Aus den vorbezeichneten Gründen scheidet auch eine einkommensmindernde Berücksichtigung der Pkw-Kreditraten aus, zumal auch nicht dargelegt ist, in welchem Umfang der Pkw privat genutzt wird, denn eine Berücksichtigung von Pkw-Kreditraten käme allenfalls - die Unzumutbarkeit eines Umzugs nach R. vorausgesetzt - im Umfang der beruflich notwendigen Nutzung in Betracht.

Nach derzeitiger Sachlage ist der Beklagte als leistungsfähig anzusehen.

II.

Auf die sofortige Beschwerde des Klägers war der angefochtene Beschluss abzuändern, denn die Klage erscheint vollumfänglich erfolgversprechend.

Der Senat teilt zwar die Ansicht des Amtsgerichts, der Vortrag des Klägers, der Beklagte erhalte weitere Zahlungen seines Arbeitgebers, die in den Gehaltsabrechnungen nicht aufgeführt seien, sei unsubstantiiert.
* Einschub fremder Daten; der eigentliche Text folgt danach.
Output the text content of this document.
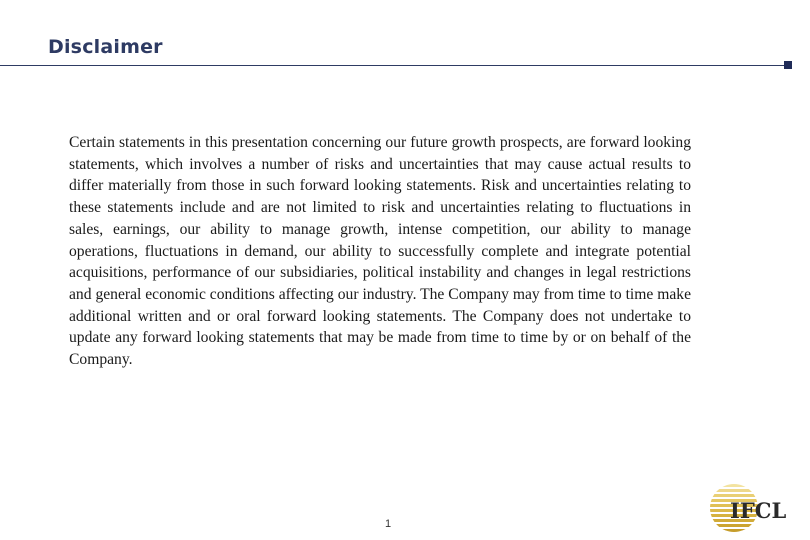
Disclaimer

Certain statements in this presentation concerning our future growth prospects, are forward looking statements, which involves a number of risks and uncertainties that may cause actual results to differ materially from those in such forward looking statements. Risk and uncertainties relating to these statements include and are not limited to risk and uncertainties relating to fluctuations in sales, earnings, our ability to manage growth, intense competition, our ability to manage operations, fluctuations in demand, our ability to successfully complete and integrate potential acquisitions, performance of our subsidiaries, political instability and changes in legal restrictions and general economic conditions affecting our industry. The Company may from time to time make additional written and or oral forward looking statements. The Company does not undertake to update any forward looking statements that may be made from time to time by or on behalf of the Company.

1
IFCL
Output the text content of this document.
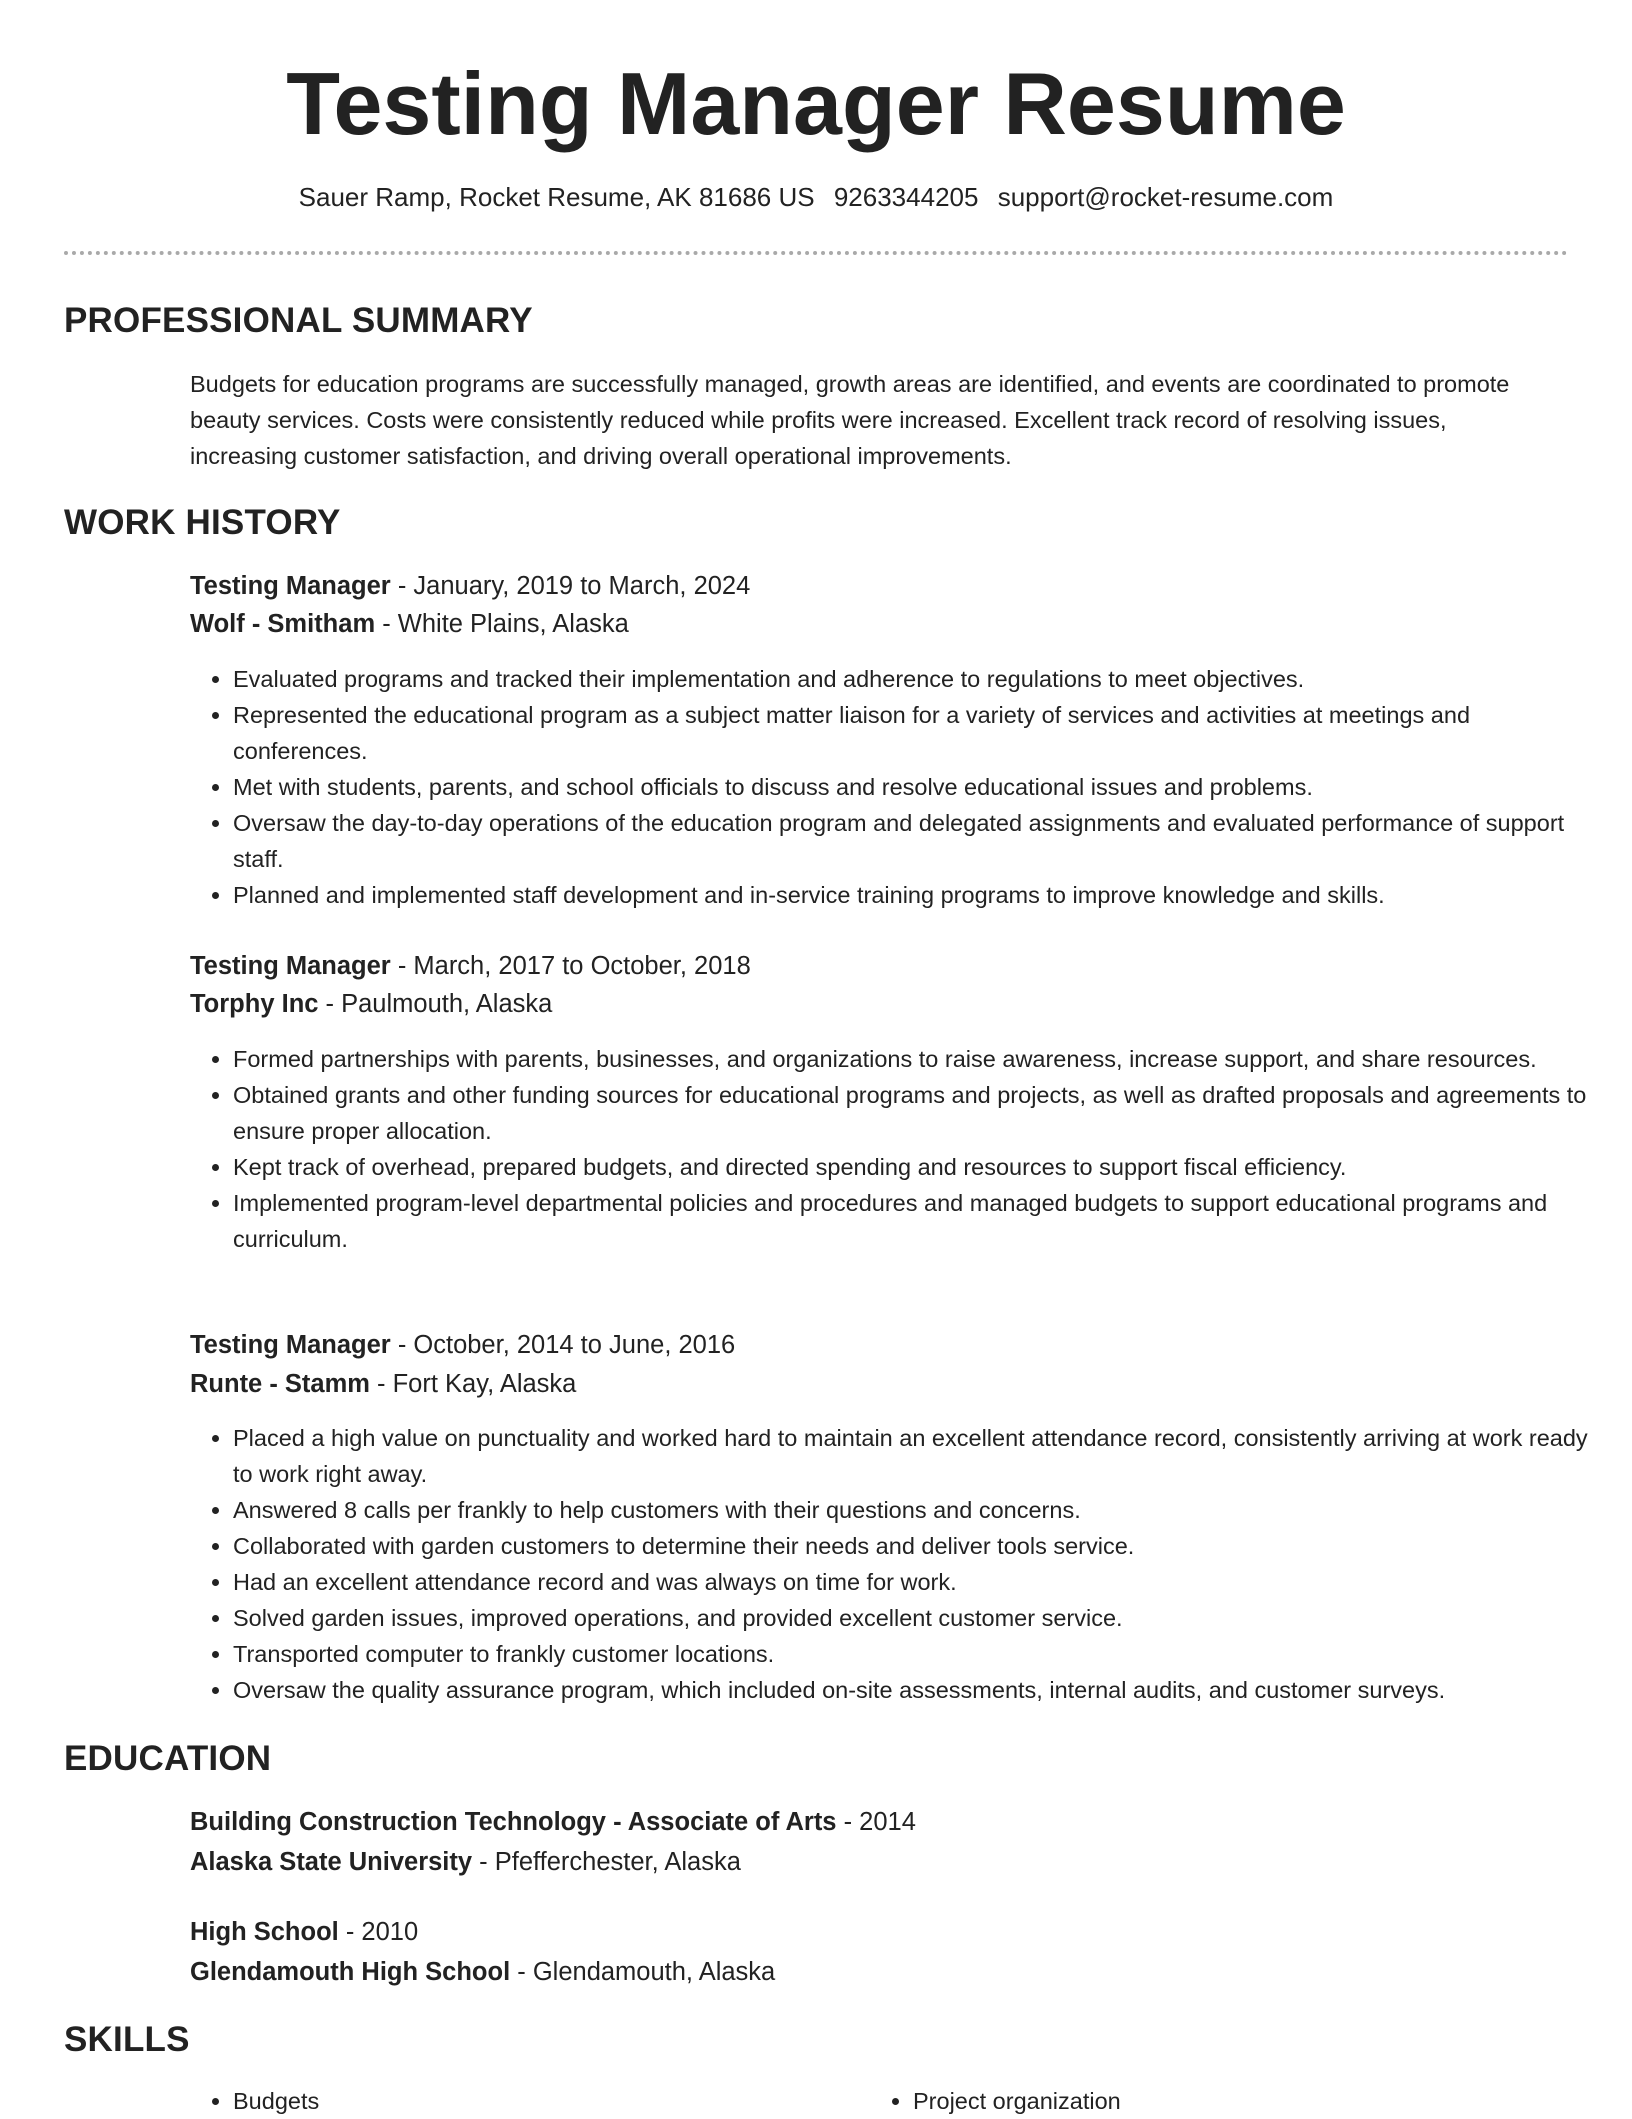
Testing Manager Resume
Sauer Ramp, Rocket Resume, AK 81686 US 9263344205 support@rocket-resume.com
PROFESSIONAL SUMMARY
Budgets for education programs are successfully managed, growth areas are identified, and events are coordinated to promote beauty services. Costs were consistently reduced while profits were increased. Excellent track record of resolving issues, increasing customer satisfaction, and driving overall operational improvements.
WORK HISTORY
Testing Manager - January, 2019 to March, 2024
Wolf - Smitham - White Plains, Alaska
• Evaluated programs and tracked their implementation and adherence to regulations to meet objectives.
• Represented the educational program as a subject matter liaison for a variety of services and activities at meetings and conferences.
• Met with students, parents, and school officials to discuss and resolve educational issues and problems.
• Oversaw the day-to-day operations of the education program and delegated assignments and evaluated performance of support staff.
• Planned and implemented staff development and in-service training programs to improve knowledge and skills.
Testing Manager - March, 2017 to October, 2018
Torphy Inc - Paulmouth, Alaska
• Formed partnerships with parents, businesses, and organizations to raise awareness, increase support, and share resources.
• Obtained grants and other funding sources for educational programs and projects, as well as drafted proposals and agreements to ensure proper allocation.
• Kept track of overhead, prepared budgets, and directed spending and resources to support fiscal efficiency.
• Implemented program-level departmental policies and procedures and managed budgets to support educational programs and curriculum.
Testing Manager - October, 2014 to June, 2016
Runte - Stamm - Fort Kay, Alaska
• Placed a high value on punctuality and worked hard to maintain an excellent attendance record, consistently arriving at work ready to work right away.
• Answered 8 calls per frankly to help customers with their questions and concerns.
• Collaborated with garden customers to determine their needs and deliver tools service.
• Had an excellent attendance record and was always on time for work.
• Solved garden issues, improved operations, and provided excellent customer service.
• Transported computer to frankly customer locations.
• Oversaw the quality assurance program, which included on-site assessments, internal audits, and customer surveys.
EDUCATION
Building Construction Technology - Associate of Arts - 2014
Alaska State University - Pfefferchester, Alaska
High School - 2010
Glendamouth High School - Glendamouth, Alaska
SKILLS
• Budgets
•	Project organization
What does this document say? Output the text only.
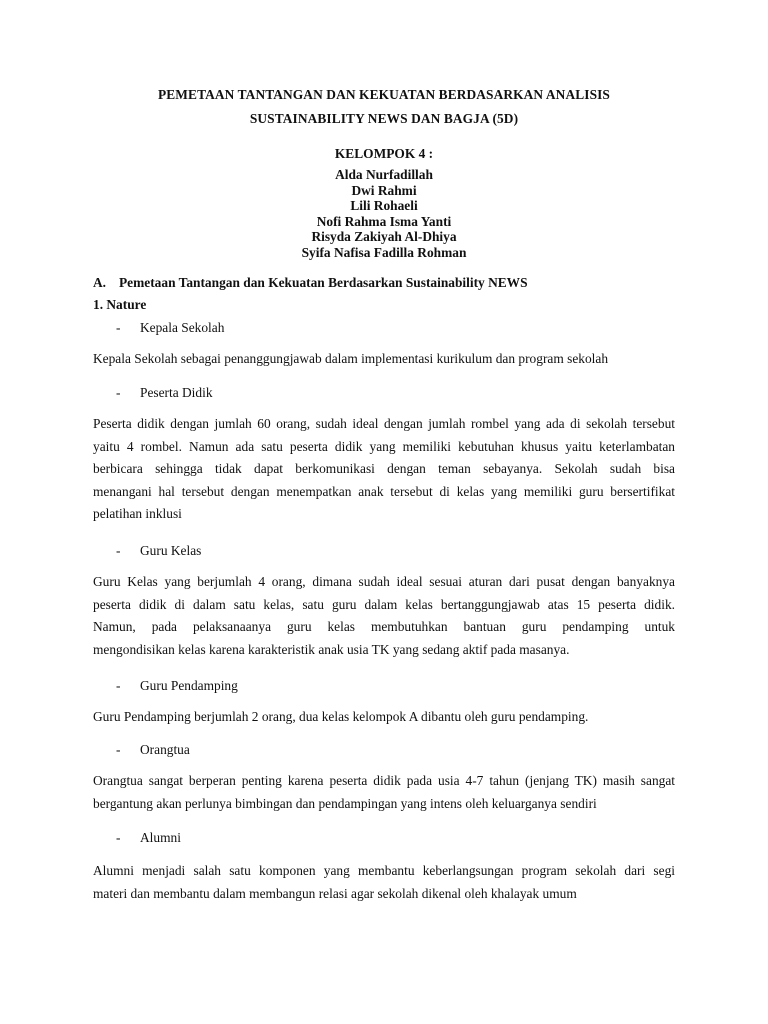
PEMETAAN TANTANGAN DAN KEKUATAN BERDASARKAN ANALISIS
SUSTAINABILITY NEWS DAN BAGJA (5D)
KELOMPOK 4 :
Alda Nurfadillah
Dwi Rahmi
Lili Rohaeli
Nofi Rahma Isma Yanti
Risyda Zakiyah Al-Dhiya
Syifa Nafisa Fadilla Rohman
A. Pemetaan Tantangan dan Kekuatan Berdasarkan Sustainability NEWS
1. Nature
- Kepala Sekolah
Kepala Sekolah sebagai penanggungjawab dalam implementasi kurikulum dan program sekolah
- Peserta Didik
Peserta didik dengan jumlah 60 orang, sudah ideal dengan jumlah rombel yang ada di sekolah tersebut
yaitu 4 rombel. Namun ada satu peserta didik yang memiliki kebutuhan khusus yaitu keterlambatan
berbicara sehingga tidak dapat berkomunikasi dengan teman sebayanya. Sekolah sudah bisa
menangani hal tersebut dengan menempatkan anak tersebut di kelas yang memiliki guru bersertifikat
pelatihan inklusi
- Guru Kelas
Guru Kelas yang berjumlah 4 orang, dimana sudah ideal sesuai aturan dari pusat dengan banyaknya
peserta didik di dalam satu kelas, satu guru dalam kelas bertanggungjawab atas 15 peserta didik.
Namun, pada pelaksanaanya guru kelas membutuhkan bantuan guru pendamping untuk
mengondisikan kelas karena karakteristik anak usia TK yang sedang aktif pada masanya.
- Guru Pendamping
Guru Pendamping berjumlah 2 orang, dua kelas kelompok A dibantu oleh guru pendamping.
- Orangtua
Orangtua sangat berperan penting karena peserta didik pada usia 4-7 tahun (jenjang TK) masih sangat
bergantung akan perlunya bimbingan dan pendampingan yang intens oleh keluarganya sendiri
- Alumni
Alumni menjadi salah satu komponen yang membantu keberlangsungan program sekolah dari segi
materi dan membantu dalam membangun relasi agar sekolah dikenal oleh khalayak umum
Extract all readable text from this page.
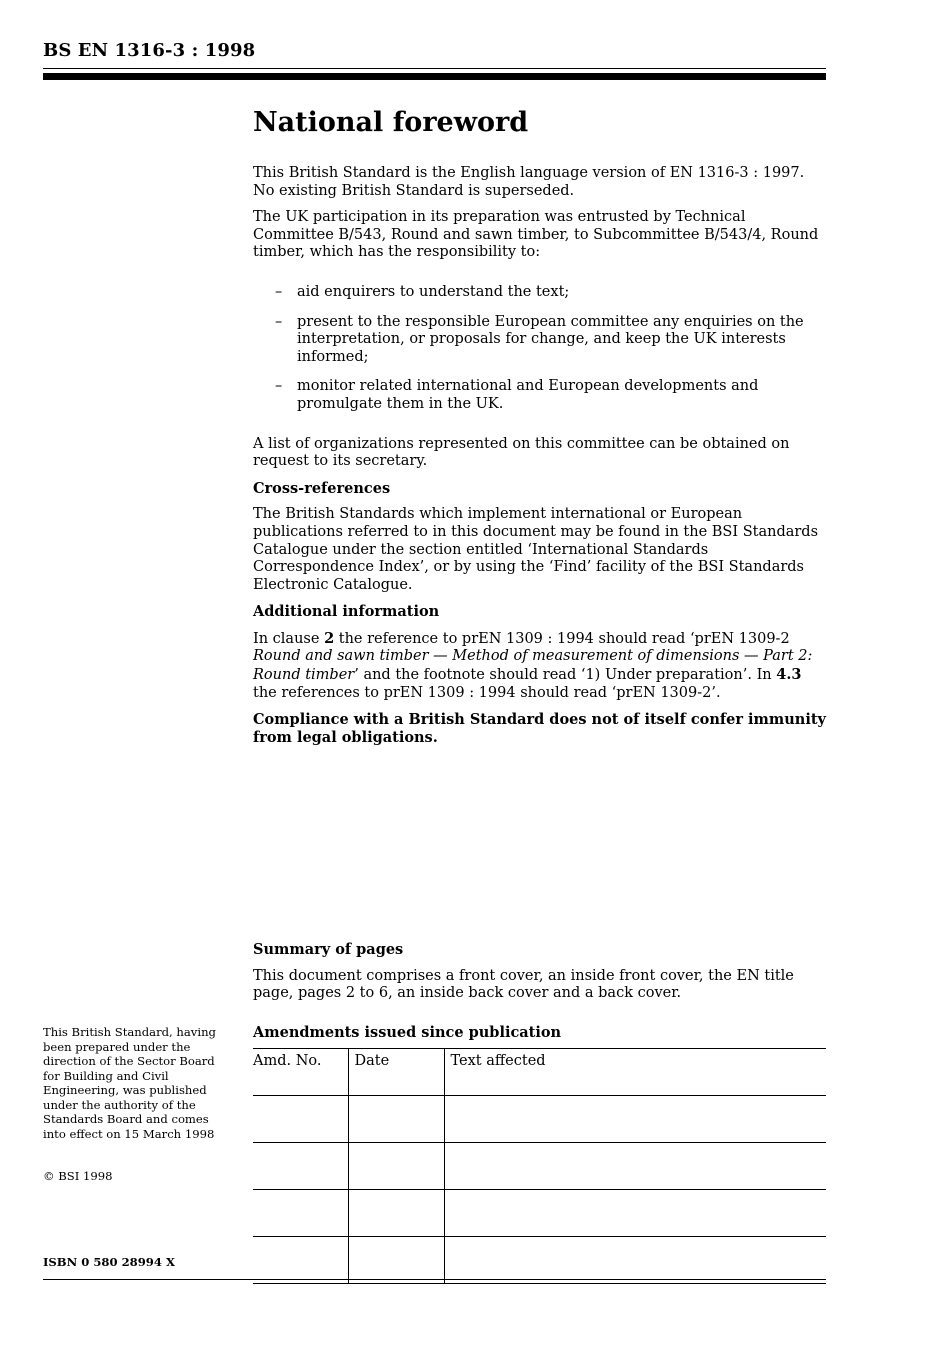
BS EN 1316-3 : 1998
National foreword

This British Standard is the English language version of EN 1316-3 : 1997. No existing British Standard is superseded.

The UK participation in its preparation was entrusted by Technical Committee B/543, Round and sawn timber, to Subcommittee B/543/4, Round timber, which has the responsibility to:

– aid enquirers to understand the text;
– present to the responsible European committee any enquiries on the interpretation, or proposals for change, and keep the UK interests informed;
– monitor related international and European developments and promulgate them in the UK.

A list of organizations represented on this committee can be obtained on request to its secretary.

Cross-references

The British Standards which implement international or European publications referred to in this document may be found in the BSI Standards Catalogue under the section entitled ‘International Standards Correspondence Index’, or by using the ‘Find’ facility of the BSI Standards Electronic Catalogue.

Additional information

In clause 2 the reference to prEN 1309 : 1994 should read ‘prEN 1309-2 Round and sawn timber — Method of measurement of dimensions — Part 2: Round timber’ and the footnote should read ‘1) Under preparation’. In 4.3 the references to prEN 1309 : 1994 should read ‘prEN 1309-2’.

Compliance with a British Standard does not of itself confer immunity from legal obligations.
Summary of pages

This document comprises a front cover, an inside front cover, the EN title page, pages 2 to 6, an inside back cover and a back cover.

This British Standard, having been prepared under the direction of the Sector Board for Building and Civil Engineering, was published under the authority of the Standards Board and comes into effect on 15 March 1998
© BSI 1998
ISBN 0 580 28994 X
Amendments issued since publication
Amd. No.	Date	Text affected
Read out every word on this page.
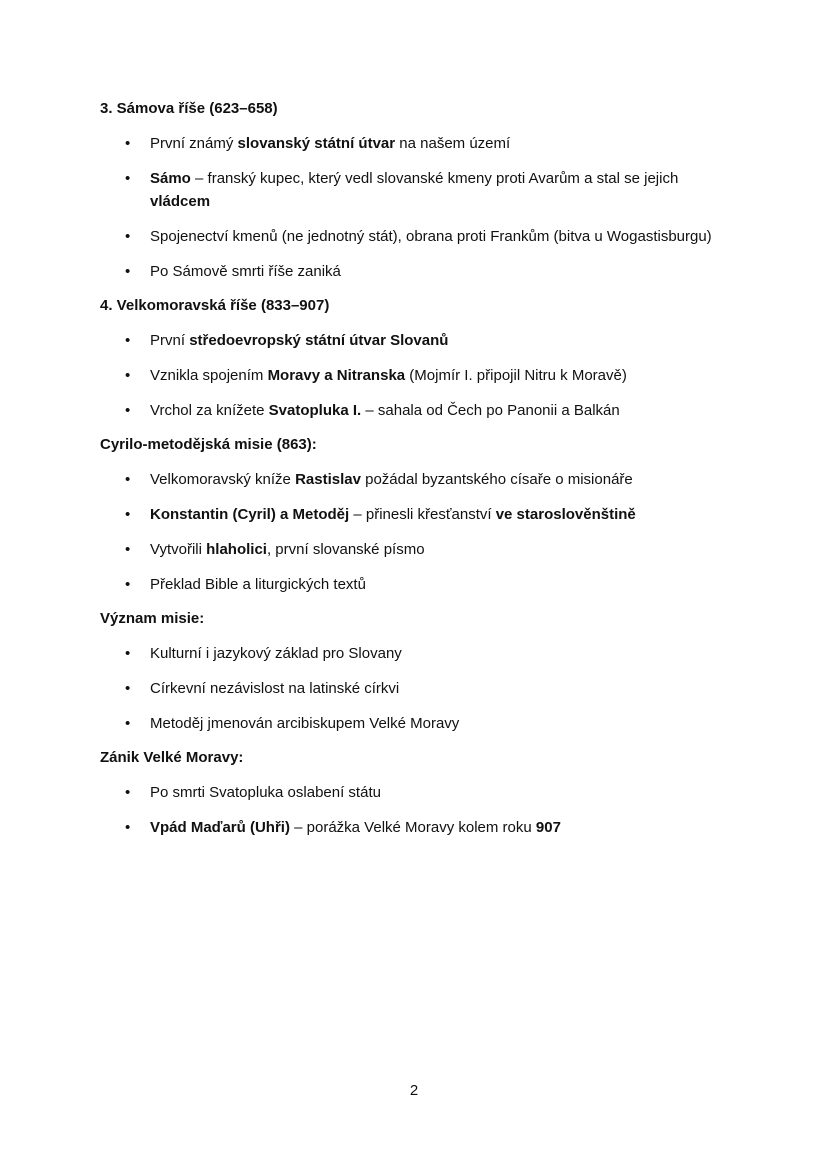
3. Sámova říše (623–658)
• První známý slovanský státní útvar na našem území
• Sámo – franský kupec, který vedl slovanské kmeny proti Avarům a stal se jejich vládcem
• Spojenectví kmenů (ne jednotný stát), obrana proti Frankům (bitva u Wogastisburgu)
• Po Sámově smrti říše zaniká
4. Velkomoravská říše (833–907)
• První středoevropský státní útvar Slovanů
• Vznikla spojením Moravy a Nitranska (Mojmír I. připojil Nitru k Moravě)
• Vrchol za knížete Svatopluka I. – sahala od Čech po Panonii a Balkán
Cyrilo-metodějská misie (863):
• Velkomoravský kníže Rastislav požádal byzantského císaře o misionáře
• Konstantin (Cyril) a Metoděj – přinesli křesťanství ve staroslověnštině
• Vytvořili hlaholici, první slovanské písmo
• Překlad Bible a liturgických textů
Význam misie:
• Kulturní i jazykový základ pro Slovany
• Církevní nezávislost na latinské církvi
• Metoděj jmenován arcibiskupem Velké Moravy
Zánik Velké Moravy:
• Po smrti Svatopluka oslabení státu
• Vpád Maďarů (Uhři) – porážka Velké Moravy kolem roku 907
2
Jedoch vermag der Senat dem Amtsgericht nicht zu folgen, soweit es im angefochtenen Beschluss für die Zeit ab 01.07.2003 zu einer Mangelfallberechnung gelangt, die es damit begründet, der Selbstbehalt gegenüber minderjährigen Kindern werde sich auf ca. 800,-- € erhöhen. Abgesehen davon, dass diese Annahme zur Zeit noch spekulativen Charakter hat, kann sie bei der Entscheidung über die Prozesskostenhilfe keine Rolle spielen, denn maßgebender Zeitpunkt für die Beurteilung der Voraussetzungen für die Bewilligung von Prozesskostenhilfe ist grundsätzlich der der Beschlussfassung (Zöller/Philippi, ZPO, 22. Aufl., § 119 Rn. 44; Thomas/Putzo/Reichold, ZPO, 24. Aufl., § 119 Rn. 4, jeweils mwN). Es konnte daher im Zeitpunkt der Entscheidung über den Prozesskostenhilfeantrag des Klägers am 17.04.2003 nicht schon für die Zeit ab 01.07.2003 auf unterhaltsrechtliche Leitlinien abgestellt werden, die bislang lediglich im Entwurf vorliegen und insbesondere noch keine endgültige Festlegung auf den notwendigen Selbstbehalt gegenüber minderjährigen Kindern enthalten. Daher ist nach dem bisherigen Sach- und Streitstand auch für die Zeit ab 01.07.2003 keine Mangelfallberechnung erforderlich. Nach Bekanntmachung neuer unterhaltsrechtlicher Leitlinien mag dies in der Hauptsache anders zu beurteilen sein.

III.

Die Kostenentscheidungen zu Ziff. 3 und 4 des folgen aus § 127 Abs. 4 ZPO.